According to advanced extracts of the IGR circulated by Treasury, the workforce participation rate is projected to fall from a record high of 66.3 per cent in March 2021 to 63.6 per cent by 2060-61.

And long-term population projections have been revised down. The 2015 IGR projected that Australia’s population would reach almost 40 million by 2054-55, but the delayed 2021 IGR projects it will be 38.8 million in 2060-61.

Meanwhile, real gross domestic product (GDP) is projected to grow at 2.6 per cent a year over the next 40 years – compared to 3 per cent over the past 40 – and real GDP per person is projected to grow at an average annual rate of 1.5 per cent, compared to 1.6 per cent over the past 40 years.

That suggests the economy will grow more slowly than it has done in the past while average living standards will improve at roughly the same rate.

But the forecasts in the IGR are based on the assumption that annual productivity growth will converge over the next 10 years to 1.5 per cent – which is much higher than the 0.5 per cent annual average seen over the past five years.

The Australian economy is projected to be more than two and a half times larger in 2060-61 than it is expected to be in 2020-21.

Population specialist and former Immigration Department deputy secretary Abul Rizvi has previously suggested that such assumptions are unrealistic given the advanced state of Australia’s ageing population.

Dr Rizvi told columnist Michael Pascoe in April that “no major developed nation has averaged real economic growth or productivity growth anywhere near 1.5 per cent per annum once deep into its population ageing phase”.

This suggests the forecasts for economic growth and improvements in living standards in the 2021 IGR will be overly optimistic.

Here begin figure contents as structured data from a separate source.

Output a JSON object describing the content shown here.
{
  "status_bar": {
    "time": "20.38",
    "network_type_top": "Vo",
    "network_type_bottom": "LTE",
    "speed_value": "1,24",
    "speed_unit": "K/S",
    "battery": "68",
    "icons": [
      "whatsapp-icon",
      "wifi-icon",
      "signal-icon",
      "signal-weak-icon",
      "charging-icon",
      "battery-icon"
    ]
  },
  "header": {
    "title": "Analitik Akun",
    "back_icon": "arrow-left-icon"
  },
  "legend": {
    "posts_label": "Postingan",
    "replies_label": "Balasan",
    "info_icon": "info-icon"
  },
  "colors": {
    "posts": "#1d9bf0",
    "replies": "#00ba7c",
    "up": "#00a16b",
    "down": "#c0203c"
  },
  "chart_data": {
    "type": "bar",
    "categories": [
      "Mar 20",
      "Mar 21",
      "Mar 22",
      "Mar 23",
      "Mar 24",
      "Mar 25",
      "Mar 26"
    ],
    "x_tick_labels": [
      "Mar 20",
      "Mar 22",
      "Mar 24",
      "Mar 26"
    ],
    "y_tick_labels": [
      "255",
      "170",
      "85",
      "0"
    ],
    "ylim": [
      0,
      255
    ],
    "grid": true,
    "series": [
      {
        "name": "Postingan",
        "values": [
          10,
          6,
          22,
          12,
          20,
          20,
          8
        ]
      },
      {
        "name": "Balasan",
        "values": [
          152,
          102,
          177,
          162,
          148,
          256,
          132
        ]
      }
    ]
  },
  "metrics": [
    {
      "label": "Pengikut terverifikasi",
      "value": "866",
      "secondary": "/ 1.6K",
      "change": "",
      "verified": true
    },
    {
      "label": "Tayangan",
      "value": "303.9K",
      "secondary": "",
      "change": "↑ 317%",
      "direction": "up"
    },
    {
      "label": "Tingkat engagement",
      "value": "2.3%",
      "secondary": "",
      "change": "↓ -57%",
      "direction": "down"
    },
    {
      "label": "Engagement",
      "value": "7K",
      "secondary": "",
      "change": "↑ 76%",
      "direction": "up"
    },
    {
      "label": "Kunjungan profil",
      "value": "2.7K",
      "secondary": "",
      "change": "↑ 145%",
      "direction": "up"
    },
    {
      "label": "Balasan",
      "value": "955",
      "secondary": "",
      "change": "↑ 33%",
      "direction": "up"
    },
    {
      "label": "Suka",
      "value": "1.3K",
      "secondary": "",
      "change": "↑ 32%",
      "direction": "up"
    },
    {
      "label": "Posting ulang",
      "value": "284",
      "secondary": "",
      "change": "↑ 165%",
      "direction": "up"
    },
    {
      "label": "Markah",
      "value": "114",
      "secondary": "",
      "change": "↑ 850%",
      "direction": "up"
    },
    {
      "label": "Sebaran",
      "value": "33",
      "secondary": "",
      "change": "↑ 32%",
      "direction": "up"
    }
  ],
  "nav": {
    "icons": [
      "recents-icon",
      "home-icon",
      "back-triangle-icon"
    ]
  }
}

Last week, analysis by federal Labor found that the economy in December 2019 was $91 billion smaller than forecast in the 2015 Intergenerational Report and had lost $200 billion in cumulative economic activity as a result.

The analysis claimed this equated to an average loss of $8036 for every Australian.

Population growth is expected to have slowed to 0.1 per cent in 2020-21 – the slowest growth in over a century.

“Having so spectacularly overpromised and underdelivered on their last Intergenerational Report, how can Australians trust Scott Morrison and Josh Frydenberg to live up to this one?” shadow treasurer Jim Chalmers said.

“The Morrison government’s budget delivered generational debt without a generational dividend and Australians can’t afford for this Intergenerational Report to be yet another expensive missed opportunity.”

The first IGR was produced by then prime minister John Howard and his treasurer Peter Costello in 2002.

Under the Charter of Budget Honesty Act, which was also introduced by the Howard government, the Commonwealth is required to release an IGR every five years to assess how changes to Australia’s population size and age profile could affect economic growth and the nation’s public finances over the next four decades.

The reports are meant to be apolitical and provide useful information on long-standing issues such as climate change or population ageing to guide longer-term policymaking.

But the last iteration produced by Joe Hockey in 2015 was widely regarded as overly political and eroded the credibility of the IGR in the eyes of many economists.

Mr Frydenberg will release the fifth edition on Monday morning at an event in Melbourne.